Bronchodilator Reversibility Testing
If spirometry shows airflow limitation, the technician may give you an inhaled bronchodilator (a medication that opens the airways) and then repeat spirometry about 15 to 20 minutes later. This helps distinguish between conditions like asthma, where airways open up significantly with medication, and conditions like COPD, where they may not.

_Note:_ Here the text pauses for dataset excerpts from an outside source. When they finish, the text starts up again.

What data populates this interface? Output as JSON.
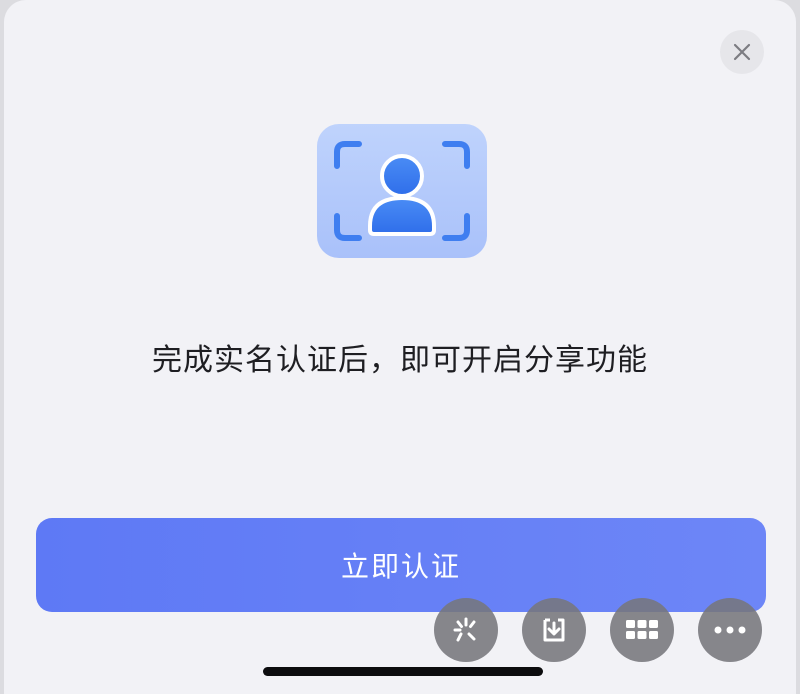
{
  "dialog": {
    "message": "完成实名认证后，即可开启分享功能",
    "primary_button_label": "立即认证",
    "close_icon": "close-icon",
    "illustration_icon": "face-scan-user-icon"
  },
  "floating_toolbar": {
    "items": [
      {
        "icon": "loading-spinner-icon"
      },
      {
        "icon": "download-icon"
      },
      {
        "icon": "grid-icon"
      },
      {
        "icon": "more-icon"
      }
    ]
  },
  "colors": {
    "sheet_background": "#f2f2f6",
    "primary_button": "#6078f5",
    "illustration_bg": "#b7ccfb",
    "illustration_accent": "#3d7cf0"
  }
}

A positive response is traditionally defined as an improvement of at least 12% and 200 milliliters in either the total air exhaled or the amount exhaled in the first second. Updated guidelines from the European Respiratory Society and American Thoracic Society now define a significant response as a 10% or greater increase in the percentage of predicted values. Your doctor will use these numbers alongside your symptoms and history to make a diagnosis.
How to Prepare
Preparation matters because several common substances and activities can skew your results. The National Heart, Lung, and Blood Institute recommends the following:
- Smoking: Do not smoke on the day of your test. For diffusion capacity testing, avoid smoking and alcohol entirely that day. For exercise-related tests, stop smoking at least 8 hours before.
- Inhalers: Withholding times depend on the type. Stop short-acting rescue inhalers (like albuterol) at least 6 hours before. Stop short-acting anticholinergic inhalers at least 12 hours before. Stop long-acting inhalers at least 24 hours before, and ultra-long-acting inhalers at least 36 hours before.

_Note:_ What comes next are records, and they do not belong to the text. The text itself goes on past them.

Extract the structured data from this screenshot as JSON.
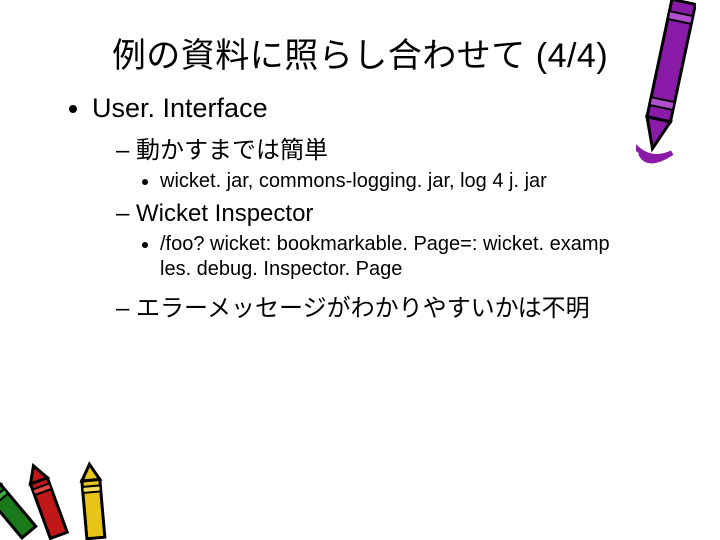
{
  "title": "例の資料に照らし合わせて (4/4)",
  "bullets": {
    "l1_0": "User. Interface",
    "l2_0": "動かすまでは簡単",
    "l3_0": "wicket. jar, commons-logging. jar, log 4 j. jar",
    "l2_1": "Wicket Inspector",
    "l3_1a": "/foo? wicket: bookmarkable. Page=: wicket. examp",
    "l3_1b": "les. debug. Inspector. Page",
    "l2_2": "エラーメッセージがわかりやすいかは不明"
  }
}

- Exercise: Avoid heavy exercise for at least 30 minutes before spirometry and at least 2 hours before diffusion testing.
- Caffeine: If you’re having an exercise or bronchial challenge test, avoid caffeine for 12 hours.
Wear loose, comfortable clothing that doesn’t restrict your chest or abdomen. Eat a light meal beforehand rather than a heavy one. Your testing facility will typically give you specific instructions when you schedule the appointment.
Who Should Avoid Testing
The forceful breathing required by PFTs creates pressure changes in your chest, which can be risky in certain situations. The highest-risk contraindications involve recent cardiovascular events like a heart attack, pulmonary embolism, or an ascending aortic aneurysm. Recent major chest, abdominal, or head surgery also requires a waiting period before testing, though modern surgical techniques have shortened that window from the traditional six weeks to often less than three weeks. Your doctor will evaluate whether testing is safe based on your specific situation.
What It Feels Like
PFTs are noninvasive and generally well tolerated, but the repeated deep breathing and forceful exhalation can leave you feeling dizzy, lightheaded, or tired. Some people cough from blowing hard into the mouthpiece. If you feel dizzy during the test, the technician will pause and let you recover before continuing. These symptoms typically go away within minutes of finishing. You can drive yourself home and return to normal activities right away.
What the Results Tell You
Your results are compared against predicted values based on your age, height, sex, and ethnicity. Two broad patterns emerge. In obstructive lung diseases (like asthma or COPD), air has trouble getting out, so the amount exhaled in the first second drops disproportionately and the FEV1/FVC ratio falls below normal. In restrictive lung diseases (like pulmonary fibrosis or chest wall disorders), the lungs can’t expand fully, so total volumes are reduced but the ratio between first-second and total air stays normal or even rises.
Low diffusion capacity suggests a problem at the level of the lung tissue itself, where oxygen crosses into the blood. Reduced lung volumes on plethysmography confirm restriction. Together, these tests give your doctor a detailed picture of where and how your breathing is impaired, which is information that no single test can provide on its own.